May 29 2005
The emergence of cancer as a major cause of death among children in developing regions of the world is not being adequately addressed by national or international health organizations and charities, according to investigators at St. Jude Children's Research Hospital. This growing rate of pediatric cancer is occurring as the number of children dying from infectious diseases is being reduced through the efforts of the World Health Organization and international charities, the researchers say.
Health care organizations and charities have traditionally focused on relatively inexpensive strategies for combating infectious diseases, said Ching-Hon Pui, M.D., director of the Leukemia/Lymphoma Division at St. Jude and American Cancer Society F.M. Kirby clinical research professor. This decision has left many children with cancer in much of the developing regions of Asia, South and Central America, Africa, and the Middle East without access to effective medical treatment, he added. Pui is a co-author of an editorial on the geographical inequality of pediatric cancer treatment that appears in the May 26 issue of the New England Journal of Medicine.
"More than 60 percent of the world's children have little or no access to effective cancer therapy," Pui said. "And their survival rates are very inferior to rates in countries with advanced health care systems. However, the World Health Organization and many international charities don't even list chronic diseases, including cancer, as health priorities on their agendas."

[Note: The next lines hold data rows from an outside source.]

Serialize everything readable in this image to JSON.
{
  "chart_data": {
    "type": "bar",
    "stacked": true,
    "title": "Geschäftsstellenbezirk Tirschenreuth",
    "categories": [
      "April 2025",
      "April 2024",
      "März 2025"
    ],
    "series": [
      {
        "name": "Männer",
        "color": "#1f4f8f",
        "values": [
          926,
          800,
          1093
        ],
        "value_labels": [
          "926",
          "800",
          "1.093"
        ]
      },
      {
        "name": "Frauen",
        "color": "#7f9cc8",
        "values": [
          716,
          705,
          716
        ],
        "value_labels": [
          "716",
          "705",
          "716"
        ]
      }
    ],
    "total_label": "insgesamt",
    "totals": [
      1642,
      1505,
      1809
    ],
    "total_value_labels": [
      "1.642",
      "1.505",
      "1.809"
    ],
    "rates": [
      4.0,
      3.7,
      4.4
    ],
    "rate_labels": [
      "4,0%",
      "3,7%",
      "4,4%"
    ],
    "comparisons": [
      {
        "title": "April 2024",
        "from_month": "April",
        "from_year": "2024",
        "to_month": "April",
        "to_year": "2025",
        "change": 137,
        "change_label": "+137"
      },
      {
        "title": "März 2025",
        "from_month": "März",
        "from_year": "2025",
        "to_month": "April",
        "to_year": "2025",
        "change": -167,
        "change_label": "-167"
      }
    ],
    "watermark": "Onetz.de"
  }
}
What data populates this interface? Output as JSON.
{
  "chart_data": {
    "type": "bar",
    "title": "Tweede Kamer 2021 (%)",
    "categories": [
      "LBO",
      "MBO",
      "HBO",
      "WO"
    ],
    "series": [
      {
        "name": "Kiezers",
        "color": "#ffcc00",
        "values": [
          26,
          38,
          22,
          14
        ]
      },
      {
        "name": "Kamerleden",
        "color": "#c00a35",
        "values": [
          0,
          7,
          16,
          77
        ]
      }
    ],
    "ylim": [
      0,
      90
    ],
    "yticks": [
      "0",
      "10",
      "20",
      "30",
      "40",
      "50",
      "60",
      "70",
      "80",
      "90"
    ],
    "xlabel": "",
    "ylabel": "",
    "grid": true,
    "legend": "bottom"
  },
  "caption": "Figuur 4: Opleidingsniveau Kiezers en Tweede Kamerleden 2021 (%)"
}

The increasing pediatric cancer death rate in countries with limited resources is especially tragic because strategies exist that could be used to ensure wider access to effective cancer treatment, according to Raul C. Ribeiro, M.D., director of the St. Jude International Outreach Program and another co-author of the editorial. The authors note that one of the most effective strategies is a cooperative process between institutions, called twinning, which is already in place in Central and South America, Africa and Southeast Asia, thanks to the efforts of the International Society of Pediatric Oncology, several institutions in Europe and St. Jude Children's Research Hospital in the United States. St. Jude has already assisted several developing countries in significantly improving the cure rates of leukemia--the most common childhood cancer--as well as Burkitt lymphoma, Wilms tumor, Hodgkin disease and other curable malignancies.
"We've found that recruiting local oncologists to serve as program directors gives the best results," Ribeiro said. "The recruited oncologists serve as program directors, advocates of pediatric oncology units and coordinators of training for essential cancer care providers."
The authors argue that even the low level of development that exists in some parts of the world is not an insurmountable obstacle to establishing a productive twinning relationship. A program that concentrates on education, training and the treatment of the most responsive cancers could be effective. For example, in parts of Africa it might be possible to successfully treat children who have Burkitt's lymphoma using a single drug, cyclophosphamide. Such twinning projects can be supported initially by the partner in the more affluent country, the authors say. Local charitable groups can raise funds to support an oncology program.
Another benefit of twinning would be broadening the scope of cancer research to include cases in developing countries. This would facilitate studies of the roles that genetic background, environment and lifestyle play in susceptibility to cancer and pathogenesis of particular cancers. Such studies would be easier to conduct if pediatric cancer units are created in resource-poor nations and if their development promotes international cell and tissue banks and the ability to collect long-term treatment follow-up data.